On 19/02/2021 22:20, Krzysztof Jusiak via Boost wrote:

> I hope that the examples and explanation helps a bit, but if not I'm also
> more than happy/available to have a follow-up (via zoom or similar) if that
> helps (feedback could be used to improve the documentation)?

Kris I speak from experience with Outcome that you're going to have to
be much more hand holdy than that description you just gave. You'll need
to explain things in small, baby steps, because DI is one of those
things that nobody understands until the lightbulb switches on, and then
they totally get it.

Given that Mr. Dimov and several others have indicated they don't
understand the motivation behind DI, if you want to see DI get into
Boost, you're going to have to write a lot of personalised responses to
people and keep repeating yourself to each individual in turn until
people twig what DI is and why it's useful. I did this for Outcome, and
whilst it was laborious at the time, I think it paid off in the end for
everybody here.

(Incidentally, I chose DI to review manage for a reason, I think this is
the first vocabulary library we've seen presented here since Outcome. I
am *very* much hoping its review isn't going to turn into thousands of
emails ...)

Andrzej, I'll give you my description of DI (which is not that of
Boost.DI). For certain kinds of problem solution, it can make sense to
turn inside out the traditional design of a C++ program i.e. place the
innards on the outside, and put what is normally outside into the
innards. You thus get an "inverted design" program.

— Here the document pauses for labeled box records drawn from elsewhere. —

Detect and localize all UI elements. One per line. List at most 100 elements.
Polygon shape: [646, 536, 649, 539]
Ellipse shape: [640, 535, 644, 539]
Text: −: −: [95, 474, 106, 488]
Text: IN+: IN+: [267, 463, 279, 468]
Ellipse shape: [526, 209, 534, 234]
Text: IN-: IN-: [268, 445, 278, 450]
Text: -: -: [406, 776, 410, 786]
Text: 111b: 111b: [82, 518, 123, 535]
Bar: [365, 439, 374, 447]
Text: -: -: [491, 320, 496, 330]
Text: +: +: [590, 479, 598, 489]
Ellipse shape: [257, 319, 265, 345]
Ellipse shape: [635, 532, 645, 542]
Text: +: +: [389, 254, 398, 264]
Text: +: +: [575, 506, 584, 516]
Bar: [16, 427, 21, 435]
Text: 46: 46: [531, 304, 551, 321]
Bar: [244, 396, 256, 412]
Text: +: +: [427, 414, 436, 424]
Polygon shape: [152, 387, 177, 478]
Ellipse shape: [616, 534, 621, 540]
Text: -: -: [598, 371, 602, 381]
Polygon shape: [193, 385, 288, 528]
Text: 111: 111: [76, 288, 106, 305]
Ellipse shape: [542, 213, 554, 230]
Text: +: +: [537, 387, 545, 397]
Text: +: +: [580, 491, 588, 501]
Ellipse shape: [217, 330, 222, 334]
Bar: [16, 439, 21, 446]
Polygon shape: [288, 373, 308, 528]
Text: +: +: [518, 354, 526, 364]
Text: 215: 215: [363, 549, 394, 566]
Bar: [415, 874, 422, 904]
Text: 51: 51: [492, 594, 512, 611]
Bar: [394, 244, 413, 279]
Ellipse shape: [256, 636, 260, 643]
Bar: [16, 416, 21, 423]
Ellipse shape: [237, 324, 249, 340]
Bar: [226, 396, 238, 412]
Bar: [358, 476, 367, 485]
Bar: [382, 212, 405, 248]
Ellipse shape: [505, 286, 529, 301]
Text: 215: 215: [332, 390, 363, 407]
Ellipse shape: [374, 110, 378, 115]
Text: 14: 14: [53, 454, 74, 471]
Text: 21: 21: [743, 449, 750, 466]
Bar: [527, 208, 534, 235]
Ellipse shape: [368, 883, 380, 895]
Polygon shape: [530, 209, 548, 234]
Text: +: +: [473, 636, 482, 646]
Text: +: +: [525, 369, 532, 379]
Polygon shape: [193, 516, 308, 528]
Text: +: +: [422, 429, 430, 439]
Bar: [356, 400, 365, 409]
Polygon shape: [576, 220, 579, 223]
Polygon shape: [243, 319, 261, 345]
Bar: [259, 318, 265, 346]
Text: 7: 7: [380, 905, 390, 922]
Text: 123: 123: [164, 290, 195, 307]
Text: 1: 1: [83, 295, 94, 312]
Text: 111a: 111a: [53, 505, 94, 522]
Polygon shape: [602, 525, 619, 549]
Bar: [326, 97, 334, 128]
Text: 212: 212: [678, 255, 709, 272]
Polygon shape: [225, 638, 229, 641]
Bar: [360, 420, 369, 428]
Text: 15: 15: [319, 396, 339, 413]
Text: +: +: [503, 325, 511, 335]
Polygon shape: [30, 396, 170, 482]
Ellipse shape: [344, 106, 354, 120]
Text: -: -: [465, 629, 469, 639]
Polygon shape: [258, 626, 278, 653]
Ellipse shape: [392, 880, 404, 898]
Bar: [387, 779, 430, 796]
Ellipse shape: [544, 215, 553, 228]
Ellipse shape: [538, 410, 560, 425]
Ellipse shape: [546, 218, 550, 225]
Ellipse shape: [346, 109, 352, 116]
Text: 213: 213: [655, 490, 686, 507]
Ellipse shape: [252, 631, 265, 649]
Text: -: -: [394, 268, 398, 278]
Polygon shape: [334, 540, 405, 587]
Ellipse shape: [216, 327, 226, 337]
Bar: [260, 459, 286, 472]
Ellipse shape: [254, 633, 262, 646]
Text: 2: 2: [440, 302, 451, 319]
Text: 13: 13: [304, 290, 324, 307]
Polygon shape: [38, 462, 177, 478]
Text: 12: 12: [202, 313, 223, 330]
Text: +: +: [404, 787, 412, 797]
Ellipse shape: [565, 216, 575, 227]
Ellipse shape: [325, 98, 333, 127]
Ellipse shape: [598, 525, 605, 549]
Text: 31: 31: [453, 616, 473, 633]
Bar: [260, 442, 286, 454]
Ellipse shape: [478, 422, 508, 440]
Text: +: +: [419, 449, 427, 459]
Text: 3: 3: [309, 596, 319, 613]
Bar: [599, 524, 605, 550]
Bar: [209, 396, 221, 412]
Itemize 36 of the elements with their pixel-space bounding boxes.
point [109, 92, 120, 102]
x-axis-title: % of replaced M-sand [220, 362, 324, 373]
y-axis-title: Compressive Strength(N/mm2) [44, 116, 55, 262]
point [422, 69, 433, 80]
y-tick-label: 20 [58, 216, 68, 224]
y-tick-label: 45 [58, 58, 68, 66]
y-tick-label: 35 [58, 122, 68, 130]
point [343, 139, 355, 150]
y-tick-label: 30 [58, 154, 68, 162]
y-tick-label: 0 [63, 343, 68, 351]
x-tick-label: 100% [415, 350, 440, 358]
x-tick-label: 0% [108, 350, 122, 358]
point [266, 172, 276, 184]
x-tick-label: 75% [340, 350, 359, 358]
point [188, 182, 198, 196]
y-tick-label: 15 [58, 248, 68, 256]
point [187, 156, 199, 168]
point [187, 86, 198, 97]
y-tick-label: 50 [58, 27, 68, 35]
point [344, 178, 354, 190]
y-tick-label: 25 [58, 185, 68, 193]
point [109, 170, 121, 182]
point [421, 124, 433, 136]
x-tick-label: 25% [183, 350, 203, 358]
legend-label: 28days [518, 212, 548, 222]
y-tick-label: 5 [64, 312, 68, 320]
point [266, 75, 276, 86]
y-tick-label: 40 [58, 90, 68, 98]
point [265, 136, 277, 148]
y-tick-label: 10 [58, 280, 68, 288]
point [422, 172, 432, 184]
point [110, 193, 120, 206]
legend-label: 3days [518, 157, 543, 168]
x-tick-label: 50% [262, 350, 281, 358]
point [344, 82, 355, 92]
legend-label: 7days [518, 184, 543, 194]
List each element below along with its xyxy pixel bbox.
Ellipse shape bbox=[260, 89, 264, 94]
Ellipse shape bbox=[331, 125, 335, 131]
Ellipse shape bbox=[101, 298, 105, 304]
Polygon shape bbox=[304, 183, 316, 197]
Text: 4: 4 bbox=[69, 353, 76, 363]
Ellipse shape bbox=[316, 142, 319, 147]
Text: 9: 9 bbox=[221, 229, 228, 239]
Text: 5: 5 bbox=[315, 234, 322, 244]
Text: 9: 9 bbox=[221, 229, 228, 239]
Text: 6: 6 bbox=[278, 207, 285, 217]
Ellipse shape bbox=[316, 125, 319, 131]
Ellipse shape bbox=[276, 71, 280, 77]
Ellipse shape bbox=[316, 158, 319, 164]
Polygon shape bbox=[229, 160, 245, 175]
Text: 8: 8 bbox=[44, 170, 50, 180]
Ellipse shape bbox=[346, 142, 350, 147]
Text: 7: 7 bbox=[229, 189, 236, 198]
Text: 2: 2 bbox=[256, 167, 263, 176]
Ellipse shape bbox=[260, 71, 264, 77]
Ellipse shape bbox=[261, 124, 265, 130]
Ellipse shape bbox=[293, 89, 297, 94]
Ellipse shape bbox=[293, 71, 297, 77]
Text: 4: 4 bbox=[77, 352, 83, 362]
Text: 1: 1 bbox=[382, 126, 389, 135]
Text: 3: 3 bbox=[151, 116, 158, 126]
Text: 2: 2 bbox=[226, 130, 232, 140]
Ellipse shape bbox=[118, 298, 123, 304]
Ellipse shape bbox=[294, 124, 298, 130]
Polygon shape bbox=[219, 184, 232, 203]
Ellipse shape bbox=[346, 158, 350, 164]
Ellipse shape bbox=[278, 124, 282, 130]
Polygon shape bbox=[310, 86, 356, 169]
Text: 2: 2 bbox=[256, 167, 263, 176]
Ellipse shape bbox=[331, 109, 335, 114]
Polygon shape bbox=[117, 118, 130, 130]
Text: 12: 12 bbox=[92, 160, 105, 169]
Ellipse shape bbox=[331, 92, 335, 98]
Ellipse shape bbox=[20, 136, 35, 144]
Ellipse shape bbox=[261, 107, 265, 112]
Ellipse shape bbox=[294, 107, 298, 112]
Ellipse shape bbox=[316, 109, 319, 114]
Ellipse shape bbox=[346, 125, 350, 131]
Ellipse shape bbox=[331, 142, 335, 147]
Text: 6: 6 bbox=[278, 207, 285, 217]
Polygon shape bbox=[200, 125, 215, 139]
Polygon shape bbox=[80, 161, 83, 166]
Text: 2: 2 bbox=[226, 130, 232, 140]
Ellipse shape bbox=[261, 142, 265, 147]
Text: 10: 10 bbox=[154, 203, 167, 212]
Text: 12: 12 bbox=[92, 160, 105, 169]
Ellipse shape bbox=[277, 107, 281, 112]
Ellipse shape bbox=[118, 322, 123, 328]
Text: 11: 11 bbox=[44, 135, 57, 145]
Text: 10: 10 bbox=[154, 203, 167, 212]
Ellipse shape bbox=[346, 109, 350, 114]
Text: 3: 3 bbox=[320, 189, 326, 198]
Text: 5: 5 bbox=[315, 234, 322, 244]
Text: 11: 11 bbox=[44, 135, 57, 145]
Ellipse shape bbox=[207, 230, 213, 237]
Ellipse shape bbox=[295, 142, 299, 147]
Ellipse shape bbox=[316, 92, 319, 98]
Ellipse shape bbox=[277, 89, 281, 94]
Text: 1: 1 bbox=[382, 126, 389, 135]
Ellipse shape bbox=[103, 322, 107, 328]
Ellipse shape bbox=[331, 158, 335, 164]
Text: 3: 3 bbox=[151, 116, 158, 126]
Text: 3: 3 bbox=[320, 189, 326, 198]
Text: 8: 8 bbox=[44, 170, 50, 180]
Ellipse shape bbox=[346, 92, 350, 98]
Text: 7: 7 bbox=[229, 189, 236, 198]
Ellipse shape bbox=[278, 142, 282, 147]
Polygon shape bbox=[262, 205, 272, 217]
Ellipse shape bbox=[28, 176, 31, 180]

Normally that's a bad idea, because maintenance is harder, it's anti
social to other engineers, and so on. Also, in C++, we typically use
template techniques such as CRTP for DI, we don't typically use
polymorphic techniques in this, but that's peculiar to C++ and not what
most languages do because they don't have powerful enough compile time
facilities.

For complex use cases, or where a fixed ABI is absolutely needed,
template based techniques are too painful to use to do DI, and for this
niche use case, a common runtime framework such as that of Boost.DI lets
arbitrary pieces of DI based code interoperate with one another in a
composable fashion.

This use case is probably even more niche than that for Outcome, which
maybe 15% of C++ developers would ever need to consider using. For
non-template DI, I would estimate less than 5% of C++ developers would
ever need to consider using it.

*However*, for where you do actually need runtime polymorphic DI, there
are very few good solutions to hand in C++, unlike in other major
languages. I think proposed Boost.DI could really fill that empty gap,
and for those few who need that gap filled, they _badly_ need it filled.
A standardised solution in this space would be particularly valuable.

Just to be clear, I was talking about DI in general above, I don't know
if Boost.DI is the correct, or sufficient, or best approach to solving
non-template DI in C++. That's for the review here to decide.